No es fácil conseguir un Goya, se ha debido trabajar mucho y muy bien, aunque ahora parezca demasiado lejano aquel momento o cercano en ocasiones, pasa tan rápida la vida. En cualquier caso Salvador es un gran señor, con una riqueza interior tan inmensa que va dejando trocitos de arte por donde quiera que pasa, no en vano muchos de sus hijos están tocados con la varita creativa del séptimo arte. Han pasado muchos años, muchos, aunque parece que fue ayer cuando rodaban en Almería una de aquellas producciones, y cuando el pequeño se subió al furgón y apareció en otra zona de rodaje. Su hija lo recuerda con cariño, aquellos momentos familiares vividos estarán siempre presentes en su haber, los viajes trepidantes, los entresijos cinematográficos en los que bailaban todos juntos.
Los tiempos han cambiado mucho, la vida siempre trae consigo cambios, y con esos cambios hay elecciones que hacer y decisiones ante las que jamás tendríamos dudas. Victoria enfermó, y Salvador no tuvo dudas, ella era su gran película, ella era la protagonista de su gran historia de amor, ella estaría cubierta de amor por siempre, ella, convertida en la princesa de la casa, adorada por sus hijos, por sus nietos, y por el propio Salvador nunca estaría sola con el miedo, ellos le contarían cuentos, le arroparían, le acompañarían hasta ese momento en el que Victoria no pudiera expresarse con palabras, pero todavía pudiera sonreír y sentir los cuidados de las personas que la quieren con locura.
Una princesita preciosa, Rocío, baila delante de Victoria, Victoria sonríe, Salvador sonríe, Laura sonríe.

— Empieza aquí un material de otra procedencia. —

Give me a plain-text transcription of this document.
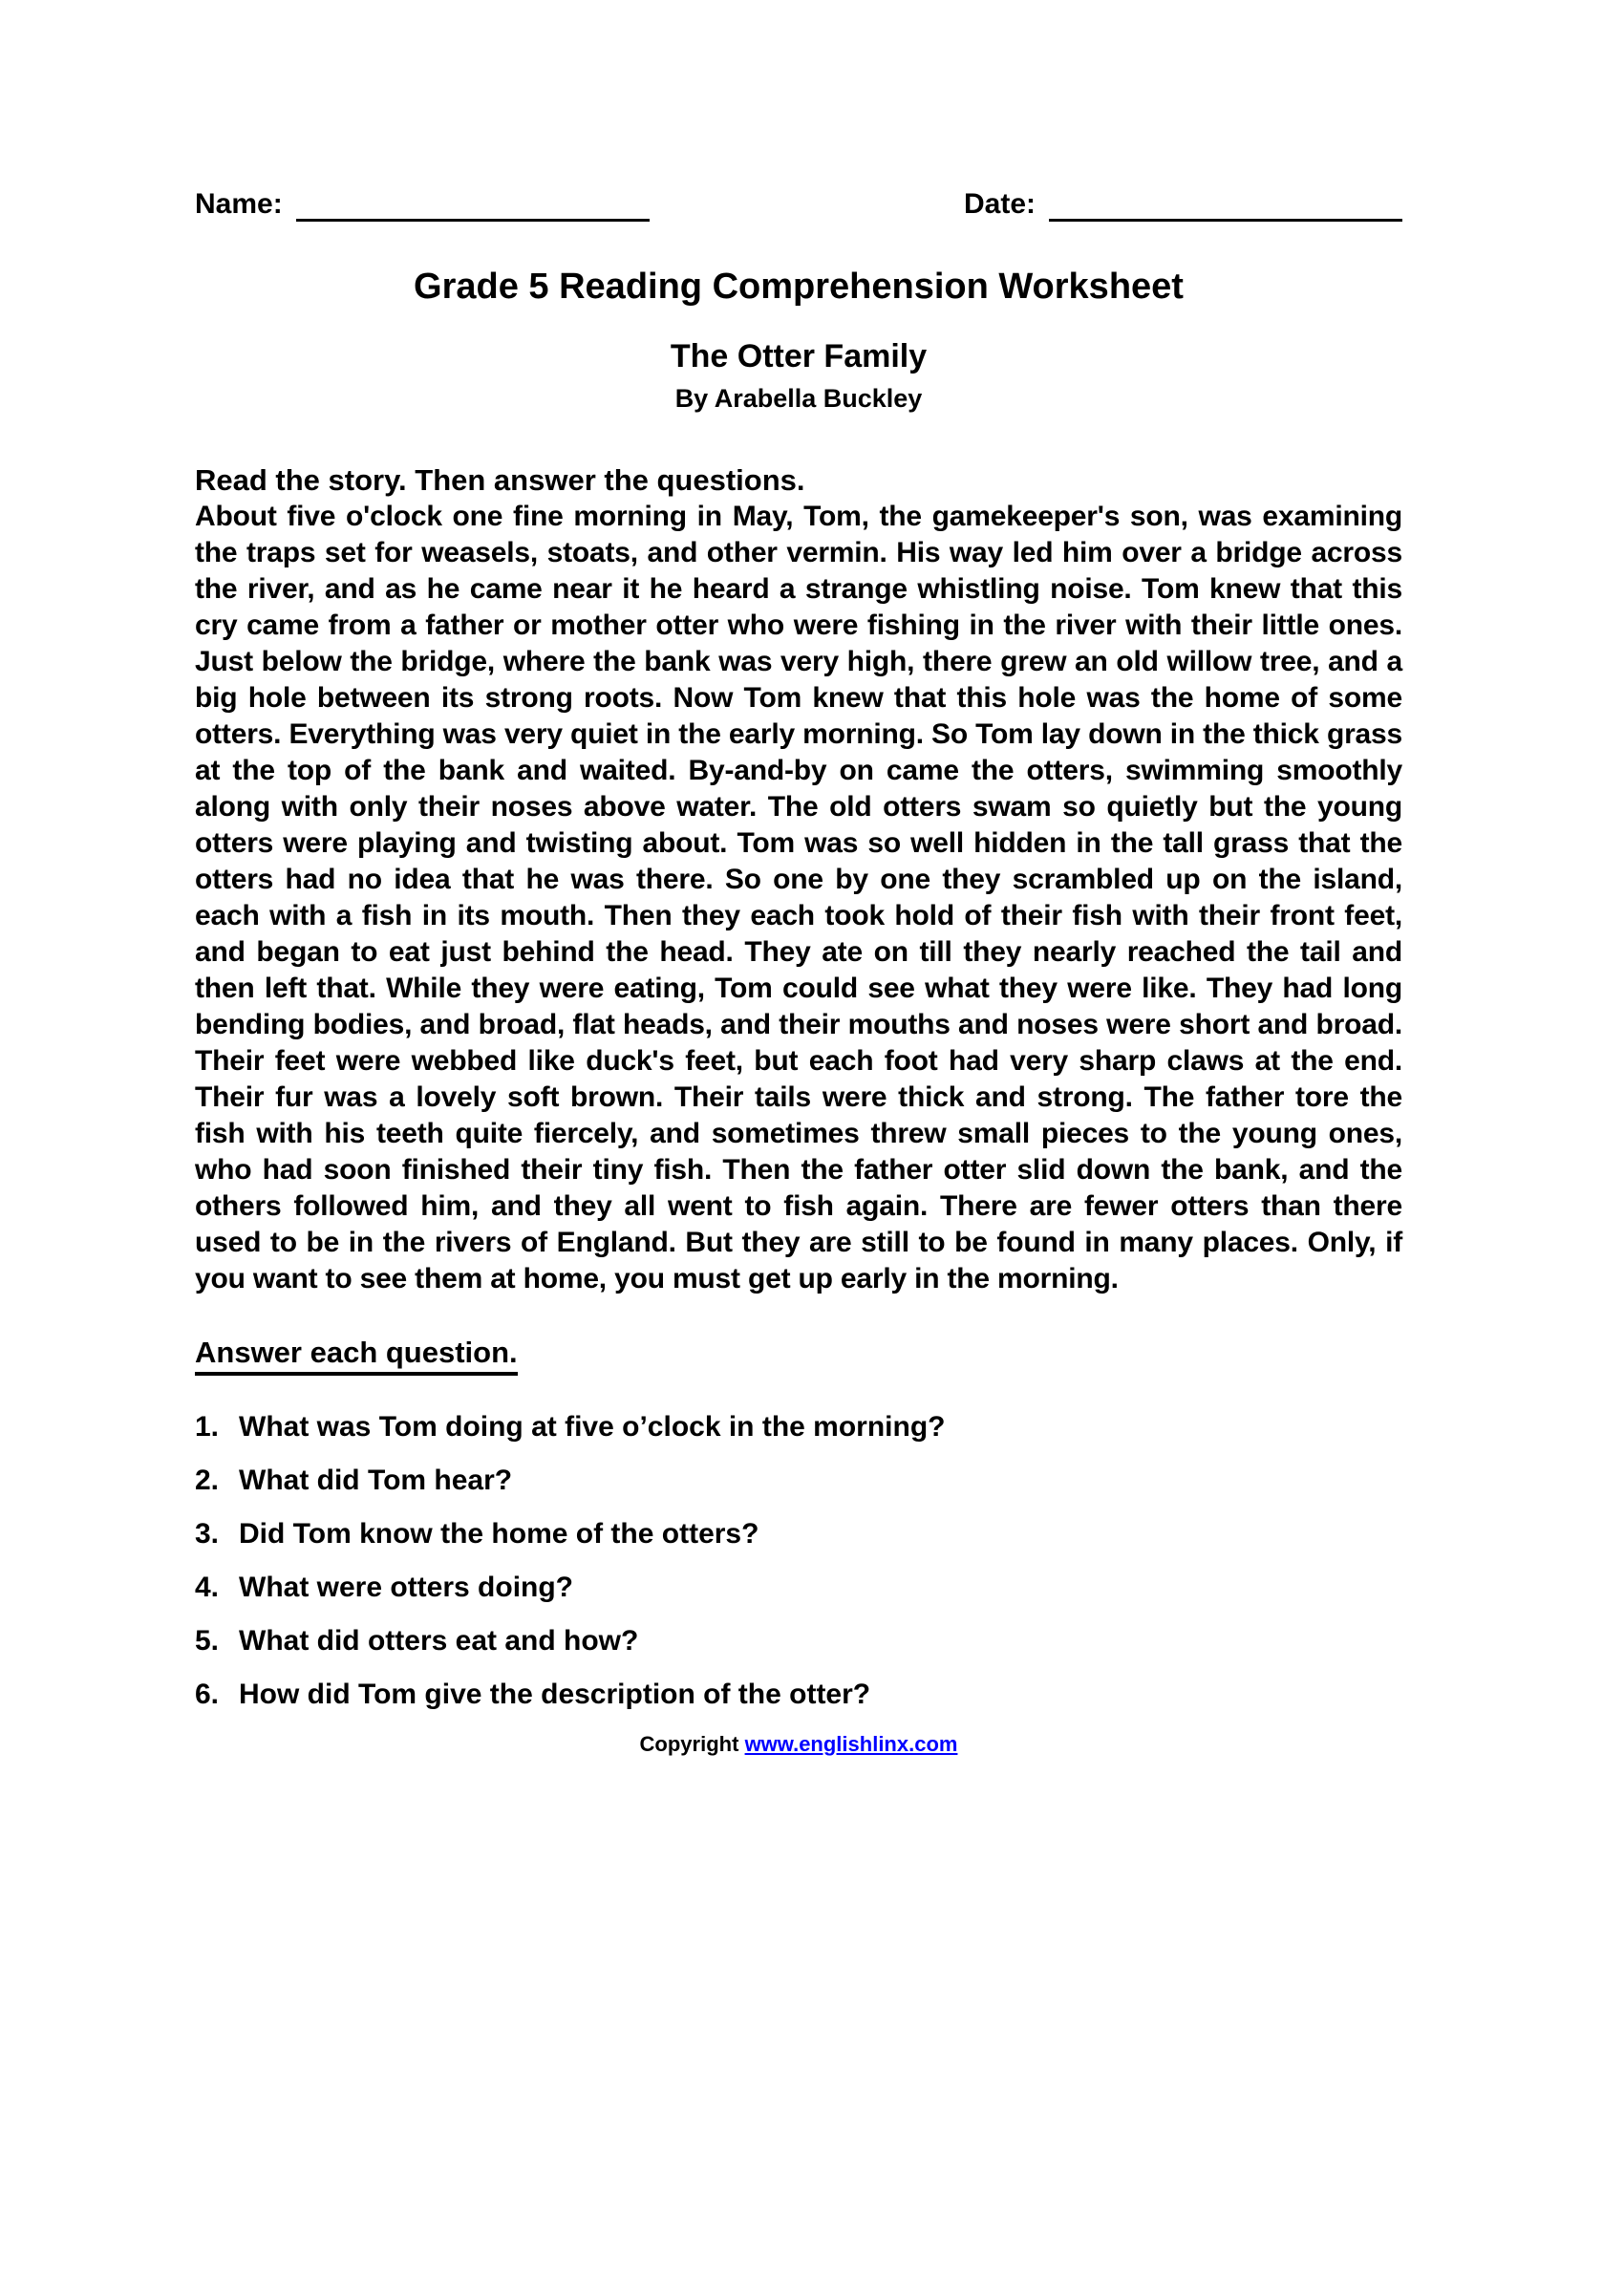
Name:	Date:
Grade 5 Reading Comprehension Worksheet
The Otter Family
By Arabella Buckley
Read the story. Then answer the questions.

About five o'clock one fine morning in May, Tom, the gamekeeper's son, was examining the traps set for weasels, stoats, and other vermin. His way led him over a bridge across the river, and as he came near it he heard a strange whistling noise. Tom knew that this cry came from a father or mother otter who were fishing in the river with their little ones. Just below the bridge, where the bank was very high, there grew an old willow tree, and a big hole between its strong roots. Now Tom knew that this hole was the home of some otters. Everything was very quiet in the early morning. So Tom lay down in the thick grass at the top of the bank and waited. By-and-by on came the otters, swimming smoothly along with only their noses above water. The old otters swam so quietly but the young otters were playing and twisting about. Tom was so well hidden in the tall grass that the otters had no idea that he was there. So one by one they scrambled up on the island, each with a fish in its mouth. Then they each took hold of their fish with their front feet, and began to eat just behind the head. They ate on till they nearly reached the tail and then left that. While they were eating, Tom could see what they were like. They had long bending bodies, and broad, flat heads, and their mouths and noses were short and broad. Their feet were webbed like duck's feet, but each foot had very sharp claws at the end. Their fur was a lovely soft brown. Their tails were thick and strong. The father tore the fish with his teeth quite fiercely, and sometimes threw small pieces to the young ones, who had soon finished their tiny fish. Then the father otter slid down the bank, and the others followed him, and they all went to fish again. There are fewer otters than there used to be in the rivers of England. But they are still to be found in many places. Only, if you want to see them at home, you must get up early in the morning.

Answer each question.
1. What was Tom doing at five o’clock in the morning?
2. What did Tom hear?
3. Did Tom know the home of the otters?
4. What were otters doing?
5. What did otters eat and how?
6. How did Tom give the description of the otter?
Copyright www.englishlinx.com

En la vida hay que sonreír a pesar de todo, porque nunca se sabe, tal vez una noche cualquiera puedan sorprendernos unas hadas preciosas, irrumpiendo en nuestra habitación y llevándonos al país de los cuentos... un mágico lugar en donde todo puede pasar.
Dedicado con todo mi cariño a Laura, mi querida hada Primavera, a su papá Salvador y a su mamá Victoria.